Member-only story
2016'nin Haziran’ında Calling Mag için yazmıştım. Bugün yine önüme düştü bu yazı.
“Sıcak ve ıslak bir haziran gecesi, bir borunun ucunda duruyorum. Tam ucunda da sayılmam, yakınlarında bir yerdeyim. Birazdan gelecek olan basınçla binlerce bana benzeyen yoldaşımla beraber, önce sıvı olarak dış dünyaya kavuşacak, sonrasında da buharlaşıp atmosfere karışacağım.”

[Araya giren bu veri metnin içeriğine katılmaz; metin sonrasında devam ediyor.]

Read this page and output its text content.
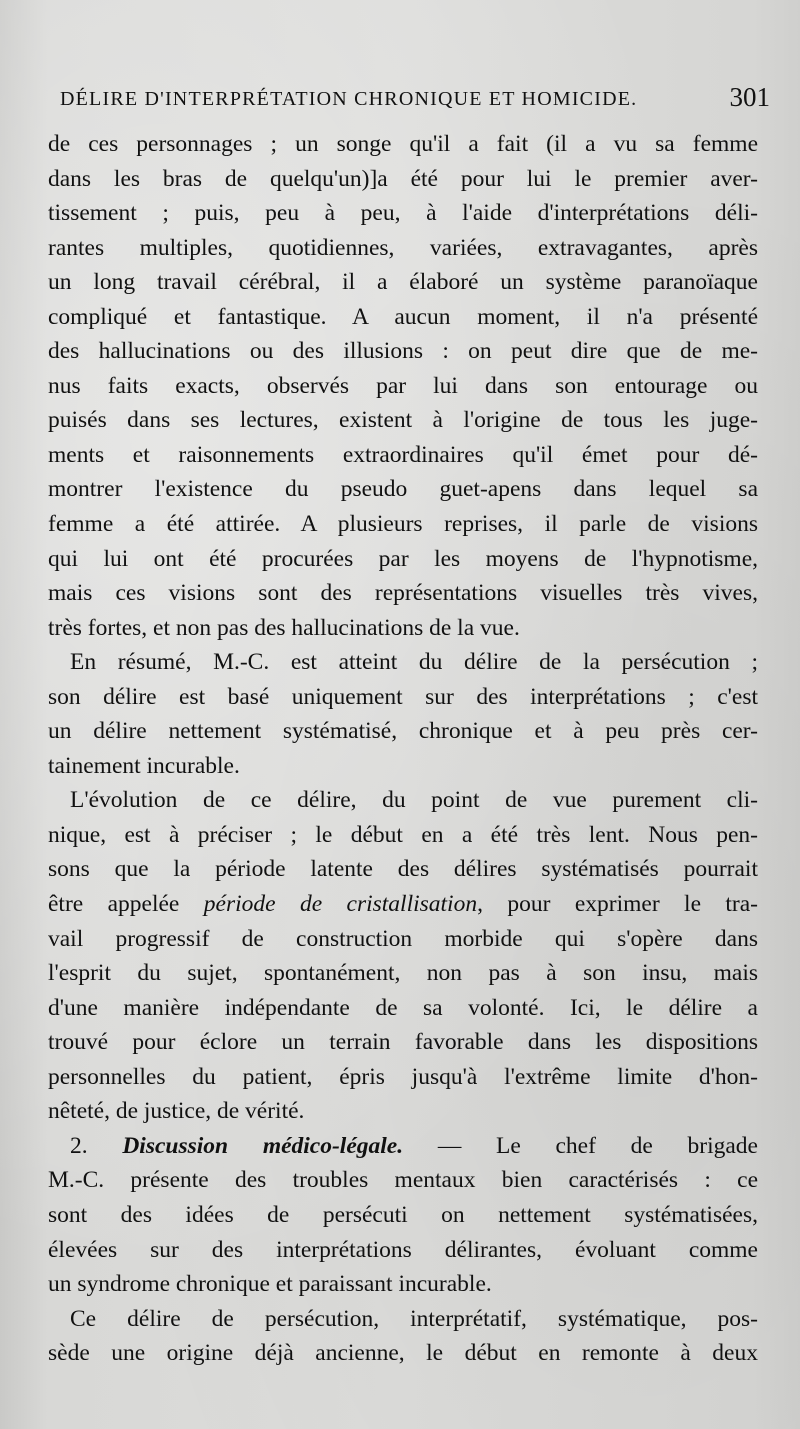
DÉLIRE D'INTERPRÉTATION CHRONIQUE ET HOMICIDE.	301
de ces personnages ; un songe qu'il a fait (il a vu sa femme
dans les bras de quelqu'un)]a été pour lui le premier aver-
tissement ; puis, peu à peu, à l'aide d'interprétations déli-
rantes multiples, quotidiennes, variées, extravagantes, après
un long travail cérébral, il a élaboré un système paranoïaque
compliqué et fantastique. A aucun moment, il n'a présenté
des hallucinations ou des illusions : on peut dire que de me-
nus faits exacts, observés par lui dans son entourage ou
puisés dans ses lectures, existent à l'origine de tous les juge-
ments et raisonnements extraordinaires qu'il émet pour dé-
montrer l'existence du pseudo guet-apens dans lequel sa
femme a été attirée. A plusieurs reprises, il parle de visions
qui lui ont été procurées par les moyens de l'hypnotisme,
mais ces visions sont des représentations visuelles très vives,
très fortes, et non pas des hallucinations de la vue.
En résumé, M.-C. est atteint du délire de la persécution ;
son délire est basé uniquement sur des interprétations ; c'est
un délire nettement systématisé, chronique et à peu près cer-
tainement incurable.
L'évolution de ce délire, du point de vue purement cli-
nique, est à préciser ; le début en a été très lent. Nous pen-
sons que la période latente des délires systématisés pourrait
être appelée période de cristallisation, pour exprimer le tra-
vail progressif de construction morbide qui s'opère dans
l'esprit du sujet, spontanément, non pas à son insu, mais
d'une manière indépendante de sa volonté. Ici, le délire a
trouvé pour éclore un terrain favorable dans les dispositions
personnelles du patient, épris jusqu'à l'extrême limite d'hon-
nêteté, de justice, de vérité.
2. Discussion médico-légale. — Le chef de brigade
M.-C. présente des troubles mentaux bien caractérisés : ce
sont des idées de persécuti on nettement systématisées,
élevées sur des interprétations délirantes, évoluant comme
un syndrome chronique et paraissant incurable.
Ce délire de persécution, interprétatif, systématique, pos-
sède une origine déjà ancienne, le début en remonte à deux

Herkesin bildiği hikayedir, kalabalıkların içinde kendimiz olmamız, biricik olmamız gerekir. İlkokulda başlar, hatta kimi zaman ondan da önce, en iyisi bizizdir. En iyi çocuk, en akıllı velet, en yetenekliyizdir, biriciğizdir. İçimize işleyen bu biriciklik duygusu, yıllar sonra kalabalıkların içinde kaldığımızda tekrar nükseder. Çünkü hayat, bizim biricikliğimizin çok da önemli olmadığını, olağan olduğumuzu gösterir durur. Ama yine de kendimizin benzersiz olduğunu duymak, buna inanmak kendimizi iyi hissettirir.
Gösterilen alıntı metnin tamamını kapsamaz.